President David Granger yesterday reiterated the government’s commitment to eliminating the gap in development between the hinterland and the coastland, while saying it is taking steps to improve access to education as it is the fastest way to address inequalities.
“We are all Guyanese and Guyanese citizenship guarantees equal rights and equal opportunities for all. It, therefore, means that any government must make it its prime concern and focus, the elimination of inequality, particularly inequalities between residents of the coastland and the hinterland,” Granger told the audience as he delivered the feature address at the launch of Indigenous Heritage Month 2018 at the Sophia Exhibition Centre.
In closing, the President reaffirmed government’s commitment to eradicating poverty and inequality of the indigenous peoples.
“The Indigenous Peoples can now be assured that there is a government aiming at eradicating poverty and eliminating inequalities. Indigenous Heritage Month is not only a celebration of the rich customs and traditions of our indigenous peoples, these traditions and customs are valued through all parts of our patrimony and they benefit all Guyanese but more than anything else is an opportunity for us to eliminate poverty and inequalities and look to the future as one people with one common destiny,” he later added.
This year’s Indigenous Heritage Month is being celebrated under the theme “Proud of our Indigenous Identity-Celebrating in Unity.”
Granger mentioned policies to empower the indigenous peoples, saying that empowerment has been effected through “education, employment opportunities, economic enterprises, energy generation, improvement of infrastructure, land rights, reduction of poverty, extension of public services” and cultural development.
However, he singled out education. “We are concerned with eliminating inequalities among the Guyanese people and we believe that education is the surest and swiftest way to eliminate inequalities. The government, therefore, is taking steps to improve hinterland education access, attendance and attainment,” he added, before alluding to the construction, extension and repairs of several schools and dormitories in the hinterland region.
School attendance has increased as well, he said, through the hinterland school feeding programme and transportation.
Another area of focus for government as it works to bridge the gap is the stimulation of village economies through the support and development of agro-processing and micro- enterprises.
“There is a silent evolution of agro-processing and micro-enterprise taking place in more than 200 indigenous communities. These enterprises will help to reduce inequality and will help to provide wealth in households of indigenous peoples in hinterland. Employment is essential to eliminating poverty and so the Hinterland Employ-ment Youth Service is providing training and seed capital to engage young people in economic enterprises. Grants have been provided to 3,795 young persons, simulating 2,000 small businesses, including some partnerships,” he added.
The president also made mention of government’s efforts to introduce renewable energy sources to meet the demands in the hinterland, improvement of hinterland roads, infrastructure, provision of transportation, access to public services and language classes in the Arawak, Carib and Warrau languages that are benefitting more than 220 students in Kwebana and Waramuri.

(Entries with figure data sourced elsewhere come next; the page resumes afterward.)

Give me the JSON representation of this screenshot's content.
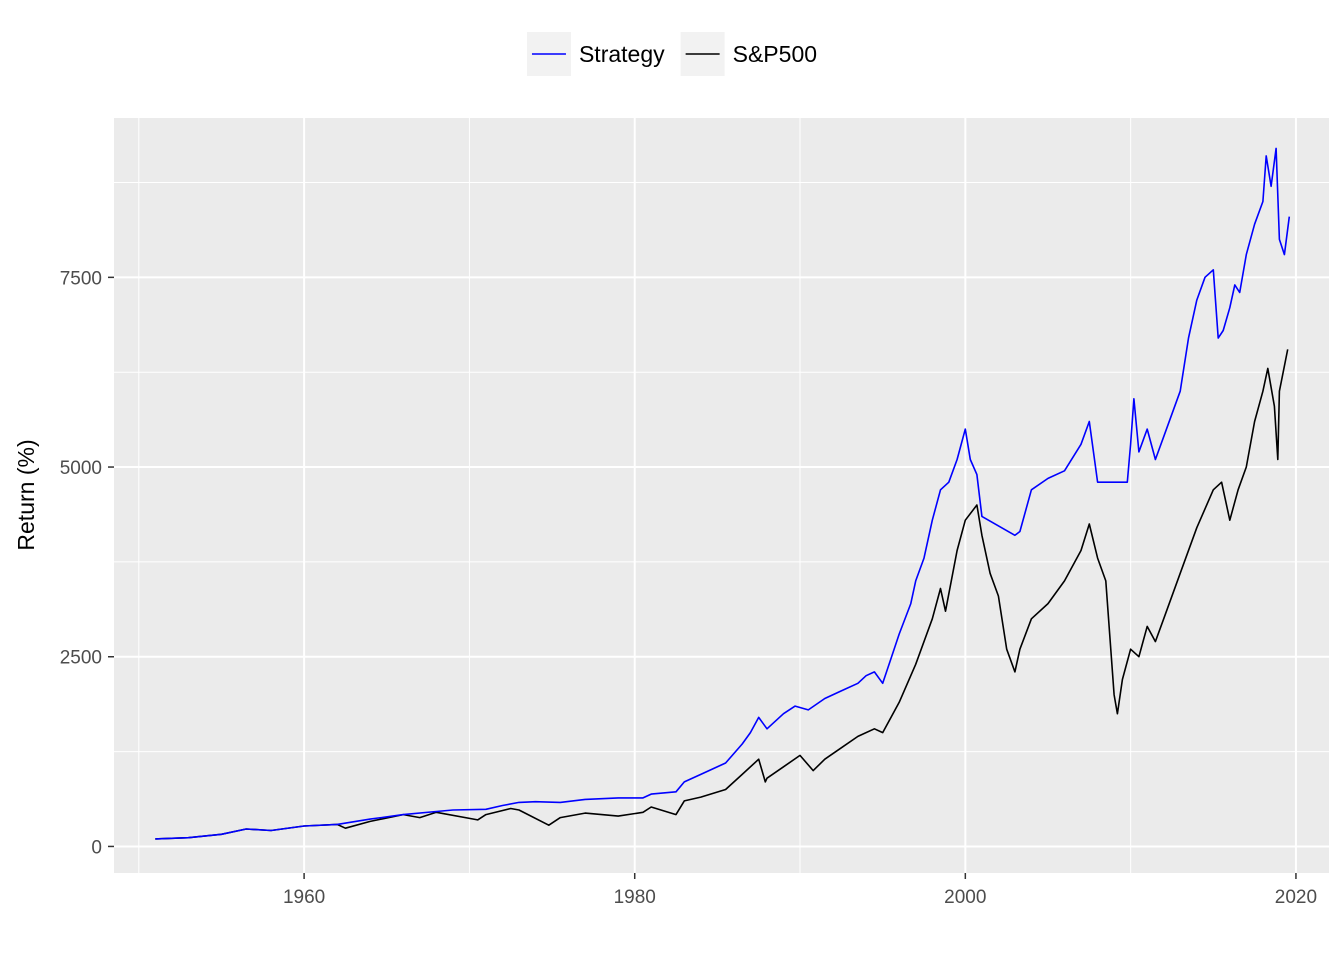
{
  "chart_data": {
    "type": "line",
    "title": "",
    "xlabel": "",
    "ylabel": "Return (%)",
    "xlim": [
      1948.5,
      2022
    ],
    "ylim": [
      -350,
      9600
    ],
    "x_ticks": [
      1960,
      1980,
      2000,
      2020
    ],
    "x_tick_labels": [
      "1960",
      "1980",
      "2000",
      "2020"
    ],
    "y_ticks": [
      0,
      2500,
      5000,
      7500
    ],
    "y_tick_labels": [
      "0",
      "2500",
      "5000",
      "7500"
    ],
    "grid": true,
    "legend_position": "top",
    "series": [
      {
        "name": "Strategy",
        "color": "#0000ff",
        "x": [
          1951.0,
          1953.0,
          1955.0,
          1956.5,
          1958.0,
          1960.0,
          1962.0,
          1964.0,
          1966.0,
          1968.0,
          1969.0,
          1971.0,
          1972.0,
          1973.0,
          1974.0,
          1975.5,
          1977.0,
          1979.0,
          1980.5,
          1981.0,
          1982.5,
          1983.0,
          1984.0,
          1985.5,
          1986.5,
          1987.0,
          1987.5,
          1988.0,
          1989.0,
          1989.7,
          1990.5,
          1991.5,
          1992.5,
          1993.5,
          1994.0,
          1994.5,
          1995.0,
          1996.0,
          1996.7,
          1997.0,
          1997.5,
          1998.0,
          1998.5,
          1999.0,
          1999.5,
          2000.0,
          2000.3,
          2000.7,
          2001.0,
          2003.0,
          2003.3,
          2004.0,
          2005.0,
          2006.0,
          2007.0,
          2007.5,
          2008.0,
          2009.8,
          2010.0,
          2010.2,
          2010.5,
          2011.0,
          2011.5,
          2012.0,
          2013.0,
          2013.5,
          2014.0,
          2014.5,
          2015.0,
          2015.3,
          2015.6,
          2016.0,
          2016.3,
          2016.6,
          2017.0,
          2017.5,
          2018.0,
          2018.2,
          2018.5,
          2018.8,
          2019.0,
          2019.3,
          2019.6
        ],
        "values": [
          100,
          115,
          160,
          230,
          210,
          270,
          290,
          360,
          420,
          460,
          480,
          490,
          540,
          580,
          590,
          580,
          620,
          640,
          640,
          690,
          720,
          850,
          950,
          1100,
          1350,
          1500,
          1700,
          1550,
          1750,
          1850,
          1800,
          1950,
          2050,
          2150,
          2250,
          2300,
          2150,
          2800,
          3200,
          3500,
          3800,
          4300,
          4700,
          4800,
          5100,
          5500,
          5100,
          4900,
          4350,
          4100,
          4150,
          4700,
          4850,
          4950,
          5300,
          5600,
          4800,
          4800,
          5300,
          5900,
          5200,
          5500,
          5100,
          5400,
          6000,
          6700,
          7200,
          7500,
          7600,
          6700,
          6800,
          7100,
          7400,
          7300,
          7800,
          8200,
          8500,
          9100,
          8700,
          9200,
          8000,
          7800,
          8300
        ]
      },
      {
        "name": "S&P500",
        "color": "#000000",
        "x": [
          1951.0,
          1953.0,
          1955.0,
          1956.5,
          1958.0,
          1960.0,
          1962.0,
          1962.5,
          1964.0,
          1966.0,
          1967.0,
          1968.0,
          1970.5,
          1971.0,
          1972.5,
          1973.0,
          1974.8,
          1975.5,
          1977.0,
          1979.0,
          1980.5,
          1981.0,
          1982.5,
          1983.0,
          1984.0,
          1985.5,
          1986.5,
          1987.5,
          1987.9,
          1988.0,
          1989.0,
          1990.0,
          1990.8,
          1991.5,
          1992.5,
          1993.5,
          1994.5,
          1995.0,
          1996.0,
          1997.0,
          1998.0,
          1998.5,
          1998.8,
          1999.5,
          2000.0,
          2000.7,
          2001.0,
          2001.5,
          2002.0,
          2002.5,
          2003.0,
          2003.3,
          2004.0,
          2005.0,
          2006.0,
          2007.0,
          2007.5,
          2008.0,
          2008.5,
          2009.0,
          2009.2,
          2009.5,
          2010.0,
          2010.5,
          2011.0,
          2011.5,
          2012.0,
          2013.0,
          2014.0,
          2015.0,
          2015.5,
          2016.0,
          2016.5,
          2017.0,
          2017.5,
          2018.0,
          2018.3,
          2018.7,
          2018.9,
          2019.0,
          2019.5
        ],
        "values": [
          100,
          115,
          160,
          230,
          210,
          270,
          290,
          240,
          330,
          420,
          380,
          450,
          350,
          420,
          500,
          480,
          280,
          380,
          440,
          400,
          450,
          520,
          420,
          600,
          650,
          750,
          950,
          1150,
          850,
          900,
          1050,
          1200,
          1000,
          1150,
          1300,
          1450,
          1550,
          1500,
          1900,
          2400,
          3000,
          3400,
          3100,
          3900,
          4300,
          4500,
          4100,
          3600,
          3300,
          2600,
          2300,
          2600,
          3000,
          3200,
          3500,
          3900,
          4250,
          3800,
          3500,
          2000,
          1750,
          2200,
          2600,
          2500,
          2900,
          2700,
          3000,
          3600,
          4200,
          4700,
          4800,
          4300,
          4700,
          5000,
          5600,
          6000,
          6300,
          5800,
          5100,
          6000,
          6550
        ]
      }
    ]
  }
}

“And these instructions have been passed not only to indigenous communities but also the Police Force, Defence Force and to some sections of the public service. It is unacceptable for these policemen and soldiers to go into Warrau communities, Carib communities, Wapishan communities, Akawaio communities, Arecuna communities and they cannot communicate with the residents in the languages that they best understand,” Granger said.
“My brothers and sisters, all of these initiatives are meant to remove the differences between coastland and hinterland and give the residents of the hinterland similar or equal access to public services as residents on the coast,” he added.

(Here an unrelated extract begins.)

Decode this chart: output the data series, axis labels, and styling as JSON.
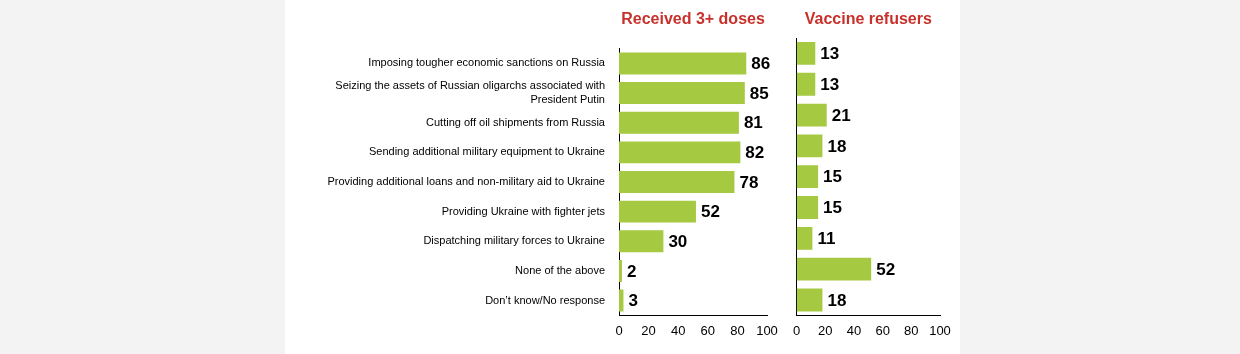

Granger also took the opportunity to express his commitment and that of his government to working with the recently elected executive of the National Toshaos Council (NTC).
“The newly elected Toshaos Council under new chairmanship can expect fullest cooperation from the Ministry of Indigenous Peoples’ Affairs and Central Government. We are working for the common good and we will cooperate with the NTC to make sure that policies that we both embrace for the removal of inequalities be furthered during their tenure in office,” he said.
Earlier, Chairman of the NTC, Toshao Nicholas Fredericks, used the launch to call on the government to work with the indigenous peoples to bring an end to longstanding issues they have been faced with.
“It is our humble call that you open your doors to the NTC as you have been doing and we want to compliment the ministries for accepting the indigenous people’s proposals but we would like to see more, since there is always room for improvement… as we enter this month we want to make sure that we are celebrating in a meaningful way and a respectable manner, recognising the contributions we, the indigenous peoples, have made and will continue to contribute,” the Chief Toshao said.
Further, Minister of Indigenous Peoples’ Affairs Sydney Allicock in his remarks spoke of the role of the Indigenous peoples in the transition to a “Green” state. “…It is the course your government remains committed to, one which seeks to unify our beautiful nation, the recognition of our rights as laid out in Article 149 G of the Constitution of Guyana by preserving and protecting our culture, tradition and way of life, which we celebrate this month… during this month we will see indigenous cultures bursting through the seams but we must be mindful that is should not just be this month but, rather, every day. We must continue to look for that unity, which I believe is possible once we put our differences aside and be true Guyanese…,” he added.